0

I am using com.cloudera.crunch version: '0.3.0-3-cdh-5.2.1'.

I have a small program that reads some AVROs and filters out invalid data based on some criteria. I am using pipeline.write(PCollection, AvroFileTarget) to write the invalid data output. It works fine in production run.

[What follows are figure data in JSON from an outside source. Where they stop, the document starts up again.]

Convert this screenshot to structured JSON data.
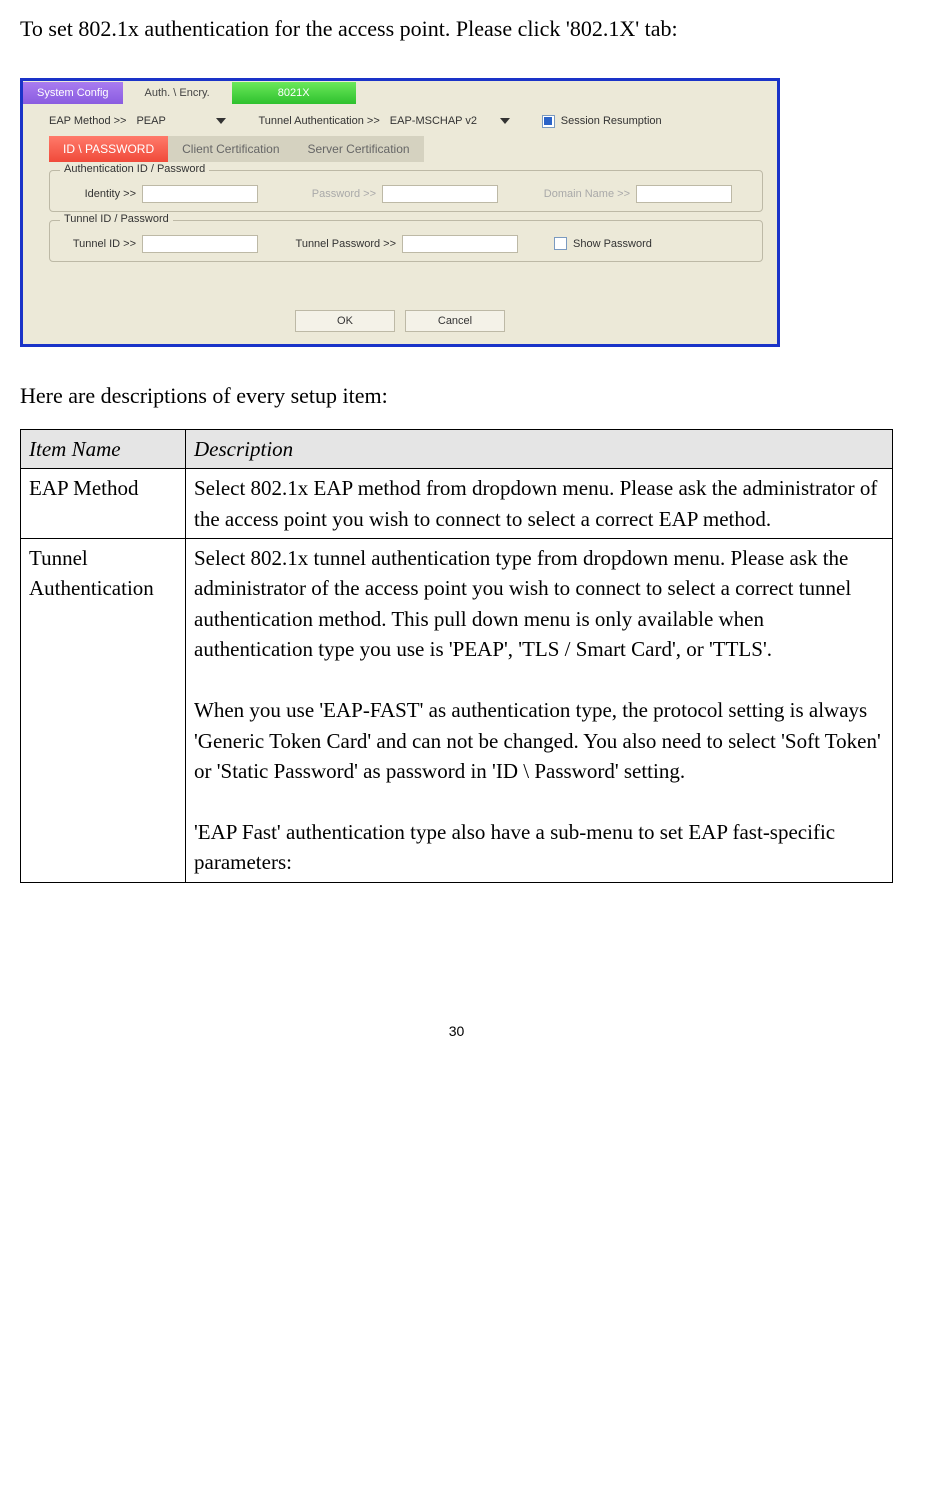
{
  "intro": "To set 802.1x authentication for the access point. Please click '802.1X' tab:",
  "screenshot": {
    "frame_border_color": "#1a33c8",
    "panel_bg": "#ece9d8",
    "top_tabs": [
      {
        "label": "System Config",
        "style": "purple",
        "bg": "#8a5ce0"
      },
      {
        "label": "Auth. \\ Encry.",
        "style": "gray",
        "bg": "#ece9d8"
      },
      {
        "label": "8021X",
        "style": "green",
        "bg": "#2ec12e"
      }
    ],
    "eap": {
      "label": "EAP Method >>",
      "value": "PEAP"
    },
    "tunnel_auth": {
      "label": "Tunnel Authentication >>",
      "value": "EAP-MSCHAP v2"
    },
    "session_resumption": {
      "label": "Session Resumption",
      "checked": true
    },
    "sub_tabs": [
      {
        "label": "ID \\ PASSWORD",
        "style": "red",
        "bg": "#f04a3a"
      },
      {
        "label": "Client Certification",
        "style": "gray",
        "bg": "#d5d2c0"
      },
      {
        "label": "Server Certification",
        "style": "gray",
        "bg": "#d5d2c0"
      }
    ],
    "auth_group": {
      "legend": "Authentication ID / Password",
      "identity_label": "Identity >>",
      "password_label": "Password >>",
      "domain_label": "Domain Name >>"
    },
    "tunnel_group": {
      "legend": "Tunnel ID / Password",
      "id_label": "Tunnel ID >>",
      "password_label": "Tunnel Password >>",
      "show_password_label": "Show Password",
      "show_password_checked": false
    },
    "buttons": {
      "ok": "OK",
      "cancel": "Cancel"
    }
  },
  "table_intro": "Here are descriptions of every setup item:",
  "table": {
    "header_bg": "#e5e5e5",
    "columns": [
      "Item Name",
      "Description"
    ],
    "rows": [
      {
        "name": "EAP Method",
        "desc": "Select 802.1x EAP method from dropdown menu. Please ask the administrator of the access point you wish to connect to select a correct EAP method."
      },
      {
        "name": "Tunnel Authentication",
        "desc": "Select 802.1x tunnel authentication type from dropdown menu. Please ask the administrator of the access point you wish to connect to select a correct tunnel authentication method. This pull down menu is only available when authentication type you use is 'PEAP', 'TLS / Smart Card', or 'TTLS'.\n\nWhen you use 'EAP-FAST' as authentication type, the protocol setting is always 'Generic Token Card' and can not be changed. You also need to select 'Soft Token' or 'Static Password' as password in 'ID \\ Password' setting.\n\n'EAP Fast' authentication type also have a sub-menu to set EAP fast-specific parameters:\n"
      }
    ]
  },
  "page_number": "30"
}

For unit testing this piece of code, I use MemPipeline instance. But, it fails while writing the output in that case.

I get error:

java.lang.UnsatisfiedLinkError: org.apache.hadoop.util.NativeCrc32.nativeComputeChunkedSumsByteArray(II[BI[BIILjava/lang/String;JZ)V
    at org.apache.hadoop.util.NativeCrc32.nativeComputeChunkedSumsByteArray(Native Method)
    at org.apache.hadoop.util.NativeCrc32.calculateChunkedSumsByteArray(NativeCrc32.java:86)
    at org.apache.hadoop.util.DataChecksum.calculateChunkedSums(DataChecksum.java:428)
    at org.apache.hadoop.fs.FSOutputSummer.writeChecksumChunks(FSOutputSummer.java:197)
    at org.apache.hadoop.fs.FSOutputSummer.flushBuffer(FSOutputSummer.java:163)
    at org.apache.hadoop.fs.FSOutputSummer.flushBuffer(FSOutputSummer.java:144)
    at org.apache.hadoop.fs.FSOutputSummer.write(FSOutputSummer.java:78)
    at org.apache.hadoop.fs.FSDataOutputStream$PositionCache.write(FSDataOutputStream.java:50)
    at java.io.DataOutputStream.writeBytes(DataOutputStream.java:276)
    at com.cloudera.crunch.impl.mem.MemPipeline.write(MemPipeline.java:159)

Any idea what's wrong?

Yogesh
  • 63
  • 1
  • 10
  • I recall seeing some existing bugs in MemPipeline's AVRO handling; is your schema anything especially complex? Are you able to write any Avro records using that schema in a MemPipeline, or is it only the invalid records you're filtering out that throw this error? – Suriname0 Aug 22 '16 at 22:09
  • Hi, I am not able to write any records using MemPipeline. MemPipeline.write() always gives me this error. – Yogesh Aug 24 '16 at 03:24
  • It's probably a problem with your schema then. Try creating a simple test with a very basic Avro schema (e.g. a record with a single String field) and see if you are able to write materialized records to disk. If you can't, it's likely an issue with your dependencies; if you're using a tool like Maven, inspect the dependency tree and consider explicitly excluding some transitive dependencies that may be causing problems. – Suriname0 Aug 24 '16 at 14:57

1 Answers1

1

Hadoop environment variable should be configured properly along with hadoop.dll and winutils.exe.

Also pass the JVM argument while executing MR job/application -Djava.library.path=HADOOP_HOME/lib/native

isudarsan
  • 437
  • 1
  • 6
  • 14